その白い頬にそっと手を添えれば、ん……と声を漏らして擦り寄ってくる。それが猫みてェで思わず口元が緩んだ。そのまま何度か頬を撫でていると、ゆっくりと瞼が開かれて蒼い瞳が覗く。 その瞳に自分が映っていることが嬉しくて、思わず口付けた。
「…やべ、クソ寝坊じゃねェか!」
「あァ?もう昼だぞ」
「つーか、…時間的に延滞料金が…あー…ナミさんに
なんて言われるか……」
「別に構いやしねェだろ」
「テメェはそうだろうけどおれはヤなんだよ!」
そう言って慌ただしく身支度を整えるコックの後ろ姿を眺める。いつも思うが、こいつの腰細ェな……。
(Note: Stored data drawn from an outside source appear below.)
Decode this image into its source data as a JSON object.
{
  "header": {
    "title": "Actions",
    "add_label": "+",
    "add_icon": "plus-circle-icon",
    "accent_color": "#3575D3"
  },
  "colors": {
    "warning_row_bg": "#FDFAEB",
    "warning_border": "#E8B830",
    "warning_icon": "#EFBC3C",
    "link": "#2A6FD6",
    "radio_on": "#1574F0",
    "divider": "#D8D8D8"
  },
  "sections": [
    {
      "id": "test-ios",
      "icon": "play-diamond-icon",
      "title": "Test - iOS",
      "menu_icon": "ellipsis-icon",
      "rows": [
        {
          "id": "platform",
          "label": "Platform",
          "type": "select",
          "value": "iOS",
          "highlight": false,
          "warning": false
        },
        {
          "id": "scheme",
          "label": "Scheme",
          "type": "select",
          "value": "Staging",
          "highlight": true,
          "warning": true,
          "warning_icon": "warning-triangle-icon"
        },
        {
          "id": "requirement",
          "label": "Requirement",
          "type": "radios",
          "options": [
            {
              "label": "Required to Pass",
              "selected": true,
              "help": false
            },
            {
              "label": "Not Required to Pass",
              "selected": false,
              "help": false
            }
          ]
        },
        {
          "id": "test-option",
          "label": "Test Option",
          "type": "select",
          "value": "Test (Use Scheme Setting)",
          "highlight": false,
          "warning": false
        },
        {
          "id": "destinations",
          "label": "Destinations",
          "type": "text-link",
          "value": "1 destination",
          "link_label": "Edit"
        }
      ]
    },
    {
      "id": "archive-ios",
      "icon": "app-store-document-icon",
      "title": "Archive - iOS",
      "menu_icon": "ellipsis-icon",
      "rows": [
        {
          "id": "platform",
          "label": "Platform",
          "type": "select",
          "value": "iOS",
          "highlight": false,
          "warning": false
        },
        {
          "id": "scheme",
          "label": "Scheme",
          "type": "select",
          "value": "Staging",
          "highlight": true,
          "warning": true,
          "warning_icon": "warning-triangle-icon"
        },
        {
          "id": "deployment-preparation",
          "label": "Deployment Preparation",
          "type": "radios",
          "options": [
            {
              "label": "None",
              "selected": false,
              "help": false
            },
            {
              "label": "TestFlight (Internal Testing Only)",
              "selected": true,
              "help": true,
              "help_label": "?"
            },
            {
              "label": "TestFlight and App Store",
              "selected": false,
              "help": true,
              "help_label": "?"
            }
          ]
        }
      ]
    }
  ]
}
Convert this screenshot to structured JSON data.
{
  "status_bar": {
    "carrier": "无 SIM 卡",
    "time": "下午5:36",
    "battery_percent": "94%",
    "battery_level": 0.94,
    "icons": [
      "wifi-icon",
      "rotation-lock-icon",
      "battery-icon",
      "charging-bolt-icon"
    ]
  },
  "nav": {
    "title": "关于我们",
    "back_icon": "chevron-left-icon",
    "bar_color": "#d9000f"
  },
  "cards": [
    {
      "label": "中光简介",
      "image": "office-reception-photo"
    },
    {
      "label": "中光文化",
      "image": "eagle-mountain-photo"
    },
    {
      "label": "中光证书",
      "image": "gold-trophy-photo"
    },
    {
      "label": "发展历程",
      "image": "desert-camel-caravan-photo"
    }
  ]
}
そんなことを思いながら眺めていると不意に振り返ったコックと目が合った。
「何ジロジロ見てんだエロマリモ!邪魔だからさっさと出てけ!」
「……あァ?誰がエロだこのクソコック!!」
「てめッ……!朝からそんな元気なら起こせばよかっただろおれを!」
「あァ?てめェが勝手に寝たんだろ」
「っ、それは……そうだけ、ど……」
そう言って口篭るコックに思わず笑みが溢れそうになる。なんだコイツ可愛いな。
「何笑ってんだマリモヘッド!」
「別になんもねェよ」
「……クソ、もう知らねぇ!さっさと出てけ!」
「へいへい」
まあ、そんな所も含めておれはコイツが好きなんだが。そんなことを思いながら部屋を後にした。